Xibao Metallurgy Materials Group, a manufacturer and distributor of advanced materials based in the central Chinese district of Xixia, recently signed a Rmb300mn ($47mn) deal to build a refractory material plant in Lipetsk, a city in western Russia. Refractory materials are used in heat-intensive industries such as steel making.
Li Shucheng, Xibao’s president, said in an online ceremony on March 10 that he was determined to embark on the project despite “lots of challenges arising from continuous regional conflicts”.
“We have assessed all kinds of potential risks and opportunities and have drawn up a well-founded contingency plan for our investment,” Li added.
In the northeastern city of Changchun, the state-owned commodity trader Jidian International Trade Co has purchased at least 50,000 tonnes of coal from Russia since the war broke out, according to an executive who asked not to be named. “We are still in the business when many of our peers are out,” the person added, noting that the company had signed long-term contracts with Russian coal groups such as SUEK and Elga.
Many of Jidian International’s peers are following suit.
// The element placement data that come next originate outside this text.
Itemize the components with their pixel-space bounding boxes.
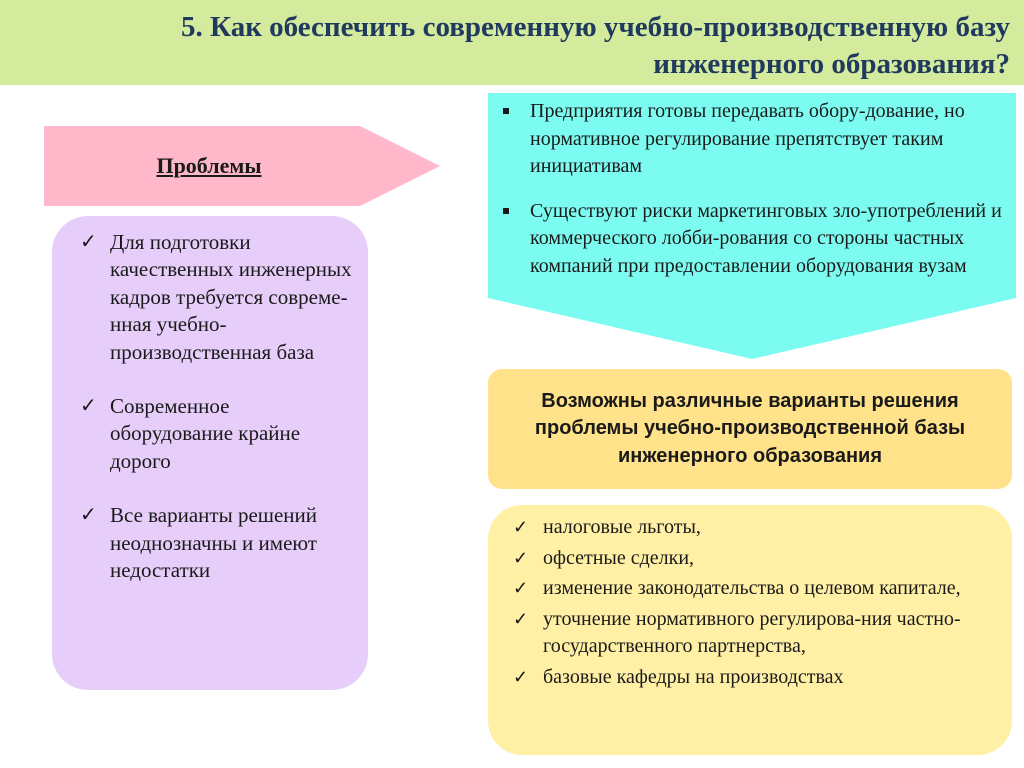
check-icon: ✓ xyxy=(513,608,529,629)
check-icon: ✓ xyxy=(513,666,529,687)
square-bullet-icon xyxy=(503,108,509,114)
list-item xyxy=(80,393,352,475)
list-item xyxy=(513,606,1002,661)
list-item xyxy=(513,575,1002,603)
list-item xyxy=(500,198,1008,281)
list-item xyxy=(500,98,1008,181)
problems-label: Проблемы xyxy=(156,153,262,178)
check-icon: ✓ xyxy=(80,395,97,418)
check-icon: ✓ xyxy=(513,547,529,568)
solution-text: налоговые льготы, xyxy=(543,516,701,538)
problem-text: Все варианты решений неоднозначны и имеют недостатки xyxy=(110,503,317,583)
square-bullet-icon xyxy=(503,208,509,214)
slide-title-line: 5. Как обеспечить современную учебно-производственную базу xyxy=(181,11,1010,43)
list-item xyxy=(80,502,352,584)
risk-text: Предприятия готовы передавать обору-дование, но нормативное регулирование препятствует таким инициативам xyxy=(530,100,965,178)
solutions-list xyxy=(513,514,1002,692)
solutions-heading-box xyxy=(488,369,1012,489)
slide-title xyxy=(10,9,1010,83)
check-icon: ✓ xyxy=(80,231,97,253)
check-icon: ✓ xyxy=(513,578,529,599)
solutions-options-box xyxy=(488,505,1012,755)
solution-text: офсетные сделки, xyxy=(543,546,695,569)
risk-text: Существуют риски маркетинговых зло-употреблений и коммерческого лобби-рования со стороны частных компаний при предоставлении оборудования вузам xyxy=(530,199,1002,277)
solutions-heading: Возможны различные варианты решения проблемы учебно-производственной базы инженерного образования xyxy=(534,389,966,467)
list-item xyxy=(513,514,1002,542)
solution-text: изменение законодательства о целевом капитале, xyxy=(543,577,961,600)
problem-text: Современное оборудование крайне дорого xyxy=(110,394,301,473)
slide-title-line: инженерного образования? xyxy=(653,48,1010,80)
problems-list xyxy=(80,229,352,584)
risks-list xyxy=(500,98,1008,298)
list-item xyxy=(80,229,352,366)
problems-box xyxy=(52,216,368,690)
check-icon: ✓ xyxy=(513,517,529,537)
solution-text: уточнение нормативного регулирова-ния частно-государственного партнерства, xyxy=(543,607,961,658)
problem-text: Для подготовки качественных инженерных кадров требуется совреме-нная учебно-производственная база xyxy=(110,230,352,364)
list-item xyxy=(513,664,1002,692)
solution-text: базовые кафедры на производствах xyxy=(543,665,844,688)
check-icon: ✓ xyxy=(80,504,97,527)
list-item xyxy=(513,545,1002,573)
title-banner xyxy=(0,0,1024,85)
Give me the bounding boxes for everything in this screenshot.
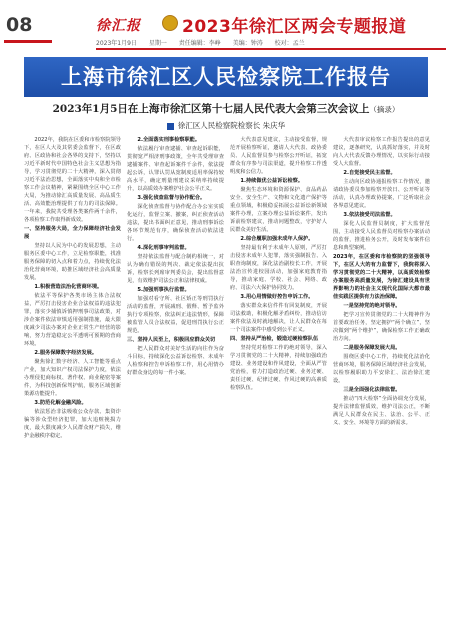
issue-proofreader: 校对：孟兰 bbox=[274, 40, 305, 47]
article-column-4 bbox=[333, 136, 430, 636]
article-paragraph: 依法履行审查逮捕、审查起诉职能，贯彻宽严相济刑事政策，全年共受理审查逮捕案件、审查起诉案件千余件，依法提起公诉，认罪认罚从宽制度适用率保持较高水平，确定刑量刑建议采纳率持续提升，以高质效办案维护社会公平正义。 bbox=[127, 146, 224, 192]
article-paragraph: 依法平等保护各类市场主体合法权益，严厉打击侵害企业合法权益的违法犯罪，落实少捕慎诉慎押刑事司法政策，对涉企案件依法审慎适用强制措施，最大限度减少司法办案对企业正常生产经营的影响，努力营造稳定公平透明可预期的营商环境。 bbox=[24, 293, 121, 347]
article-paragraph: 2022年，我院在区委和市检察院领导下，在区人大及其常委会监督下，在区政府、区政协和社会各界的支持下，坚持以习近平新时代中国特色社会主义思想为指导，学习贯彻党的二十大精神，深入贯彻习近平法治思想，全面落实中央和全市检察工作会议精神，紧紧围绕全区中心工作大局，为推动徐汇高质量发展、高品质生活、高效能治理提供了有力的司法保障。一年来，我院共受理各类案件两千余件，各项检察工作取得新成效。 bbox=[24, 137, 121, 223]
article-heading: 2.自觉接受民主监督。 bbox=[343, 170, 396, 176]
article-paragraph: 聚焦生态环境和资源保护、食品药品安全、安全生产、文物和文化遗产保护等重点领域，积极稳妥拓展公益诉讼新领域案件办理，立案办理公益诉讼案件，发出诉前检察建议，推动问题整改，守护好人民群众美好生活。 bbox=[230, 187, 327, 233]
article-heading: 2023年，在区委和市检察院的坚强领导下，在区人大的有力监督下，我院将深入学习贯彻党的二十大精神，以高质效检察办案服务高质量发展，为徐汇建设具有世界影响力的社会主义现代化国际大都市最佳实践区提供有力法治保障。 bbox=[333, 254, 430, 300]
byline bbox=[24, 120, 428, 131]
article-heading: 2.全面落实刑事检察职能。 bbox=[137, 137, 201, 143]
article-paragraph: 坚持最有利于未成年人原则，严厉打击侵害未成年人犯罪，落实强制报告、入职查询制度，深化法治副校长工作，开展法治宣传进校园活动，加强家庭教育指导，推动家庭、学校、社会、网络、政府、司法六大保护协同发力。 bbox=[230, 245, 327, 291]
article-heading: 一是坚持党的绝对领导。 bbox=[343, 303, 401, 309]
report-subtitle bbox=[24, 101, 428, 116]
national-emblem-icon bbox=[162, 15, 178, 31]
article-paragraph: 把人民群众对美好生活的向往作为奋斗目标，持续深化公益诉讼检察、未成年人检察和控告申诉检察工作，用心用情办好群众身边的每一件小案。 bbox=[127, 346, 224, 376]
page-number: 08 bbox=[6, 14, 33, 36]
article-paragraph: 深化侦查监督与协作配合办公室实质化运行，监督立案、撤案，纠正侦查活动违法，提出书面纠正意见，推动刑事诉讼各环节规范有序，确保侦查活动依法进行。 bbox=[127, 204, 224, 242]
article-heading: 2.综合履职加强未成年人保护。 bbox=[240, 236, 314, 242]
article-paragraph: 聚焦徐汇数字经济、人工智能等重点产业，加大知识产权司法保护力度，依法办理侵犯商标权、著作权、商业秘密等案件，为科技创新保驾护航，服务区域创新策源功能提升。 bbox=[24, 359, 121, 397]
article-heading: 3.防范化解金融风险。 bbox=[34, 400, 87, 406]
article-paragraph: 把学习宣传贯彻党的二十大精神作为首要政治任务，坚定拥护“两个确立”，坚决做到“两个维护”，确保检察工作正确政治方向。 bbox=[333, 312, 430, 342]
article-paragraph: 大代表审议检察工作报告提出的意见建议，逐条研究，认真抓好落实，并及时向人大代表反馈办理情况，以实际行动接受人大监督。 bbox=[333, 137, 430, 167]
article-heading: 3.依法接受司法监督。 bbox=[343, 212, 396, 218]
article-heading: 2.服务保障数字经济发展。 bbox=[34, 350, 98, 356]
article-heading: 三、坚持人民至上，积极回应群众关切 bbox=[127, 337, 216, 343]
issue-weekday: 星期一 bbox=[148, 40, 167, 47]
article-paragraph: 围绕区委中心工作，持续优化法治化营商环境，服务保障区域经济社会发展，以检察履职助力平安徐汇、法治徐汇建设。 bbox=[333, 354, 430, 384]
article-paragraph: 推动“四大检察”全面协调充分发展，提升法律监督质效，维护司法公正，不断满足人民群众在民主、法治、公平、正义、安全、环境等方面的新需求。 bbox=[333, 396, 430, 426]
special-report-title: 2023年徐汇区两会专题报道 bbox=[182, 17, 407, 37]
article-column-2 bbox=[127, 136, 224, 636]
article-body bbox=[24, 136, 430, 636]
article-paragraph: 坚持以人民为中心的发展思想，主动服务区委中心工作，立足检察职能，找准服务保障的切入点和着力点，持续优化法治化营商环境，助推区域经济社会高质量发展。 bbox=[24, 243, 121, 281]
article-paragraph: 依法惩治非法吸收公众存款、集资诈骗等涉众型经济犯罪，加大追赃挽损力度，最大限度减少人民群众财产损失，维护金融秩序稳定。 bbox=[24, 409, 121, 439]
subtitle-main: 2023年1月5日在上海市徐汇区第十七届人民代表大会第三次会议上 bbox=[52, 103, 370, 115]
article-paragraph: 加强对看守所、社区矫正等刑罚执行活动的监督，开展减刑、假释、暂予监外执行专项检察，依法纠正违法情形，保障被监管人员合法权益，促进刑罚执行公正规范。 bbox=[127, 296, 224, 334]
subtitle-note: （摘录） bbox=[369, 105, 400, 114]
article-heading: 4.深化刑事审判监督。 bbox=[137, 245, 190, 251]
article-heading: 3.用心用情做好控告申诉工作。 bbox=[240, 294, 314, 300]
byline-text: 徐汇区人民检察院检察长 朱庆华 bbox=[177, 121, 286, 130]
paper-name: 徐汇报 bbox=[96, 18, 141, 34]
report-title: 上海市徐汇区人民检察院工作报告 bbox=[61, 65, 391, 89]
page-number-underline bbox=[4, 40, 52, 43]
byline-marker-icon bbox=[167, 123, 174, 130]
masthead bbox=[0, 14, 450, 47]
masthead-rule bbox=[96, 48, 446, 50]
article-heading: 二是服务保障发展大局。 bbox=[343, 345, 401, 351]
article-paragraph: 坚持党对检察工作的绝对领导，深入学习贯彻党的二十大精神，持续加强政治建设、业务建设和作风建设，全面从严管党治检，着力打造政治过硬、业务过硬、责任过硬、纪律过硬、作风过硬的高素质检察队伍。 bbox=[230, 345, 327, 391]
article-heading: 三是全面强化法律监督。 bbox=[343, 387, 401, 393]
issue-editor: 责任编辑：李峥 bbox=[178, 40, 221, 47]
article-paragraph: 落实群众来信件件有回复制度，开展司法救助，积极化解矛盾纠纷，推动信访案件依法及时就地解决，让人民群众在每一个司法案件中感受到公平正义。 bbox=[230, 303, 327, 333]
article-heading: 四、坚持从严治检，锻造过硬检察队伍 bbox=[230, 336, 319, 342]
report-banner bbox=[24, 57, 428, 97]
article-paragraph: 大代表意见建议，主动接受监督，规范开展检察听证，邀请人大代表、政协委员、人民监督员参与检察公开听证，拓宽群众有序参与司法渠道，提升检察工作透明度和公信力。 bbox=[230, 137, 327, 175]
article-column-3 bbox=[230, 136, 327, 636]
issue-meta bbox=[96, 38, 315, 47]
article-heading: 1.持续做优公益诉讼检察。 bbox=[240, 178, 304, 184]
issue-designer: 美编：钟涛 bbox=[232, 40, 263, 47]
issue-date: 2023年1月9日 bbox=[96, 40, 137, 47]
article-heading: 5.加强刑事执行监督。 bbox=[137, 287, 190, 293]
article-heading: 一、坚持服务大局，全力保障经济社会发展 bbox=[24, 226, 121, 240]
article-paragraph: 深化人民监督员制度，扩大监督范围，主动接受人民监督员对检察办案活动的监督，推进检务公开，及时发布案件信息和典型案例。 bbox=[333, 221, 430, 251]
article-paragraph: 坚持依法监督与配合制约相统一，对认为确有错误的判决、裁定依法提出抗诉，检察长列席审判委员会，提出监督意见，有效维护司法公正和法律权威。 bbox=[127, 254, 224, 284]
article-heading: 3.强化侦查监督与协作配合。 bbox=[137, 195, 206, 201]
article-column-1 bbox=[24, 136, 121, 636]
article-heading: 1.积极营造法治化营商环境。 bbox=[34, 284, 103, 290]
article-paragraph: 主动向区政协通报检察工作情况，邀请政协委员参加检察开放日、公开听证等活动，认真办理政协提案，广泛听取社会各界意见建议。 bbox=[333, 179, 430, 209]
The China Coal Transportation and Distribution Association, an industry body, hosted a video conference on March 11 at which a dozen of the country’s big power plants and about 20 Russian coal companies discussed plans to increase bilateral trade just as the US and UK banned Russian oil imports.
“We are actively exploring opportunities to work with our Russian partners,” said an official at Oasis Logistics Corp, a commodity trader in eastern Jiangsu province that was represented at the conference.
Despite a plunge in shipments over recent weeks, many analysts expect coal exports to rebound strongly in coming months. “Russia’s coal shipments to China may increase even further if other Asian countries reduce purchases,” brokerage Yongan Futures said in a report last week, adding that Chinese imports could offset reduced buying from South Korea after Seoul imposed sanctions on Moscow.
Shortly before the war began, Sergey Mochalnikov, a senior official at Russia’s energy ministry, said the country planned to almost double annual coal exports to China to 100mn tonnes.
Chinese demand for Russian coal has been stoked by shortages at home, which contributed to a series of severe power outages last year in many manufacturing areas.
Local mines have been forced to cut back on production in order to meet strict emissions target. The problem has been exacerbated by the suspension of Australian coal imports amid long-running political tensions between Beijing and Canberra.
“China needs Russian coal not because we want to provide support for Putin,” said the official at Jidian International. “We do so because it helps solve our economic problems.”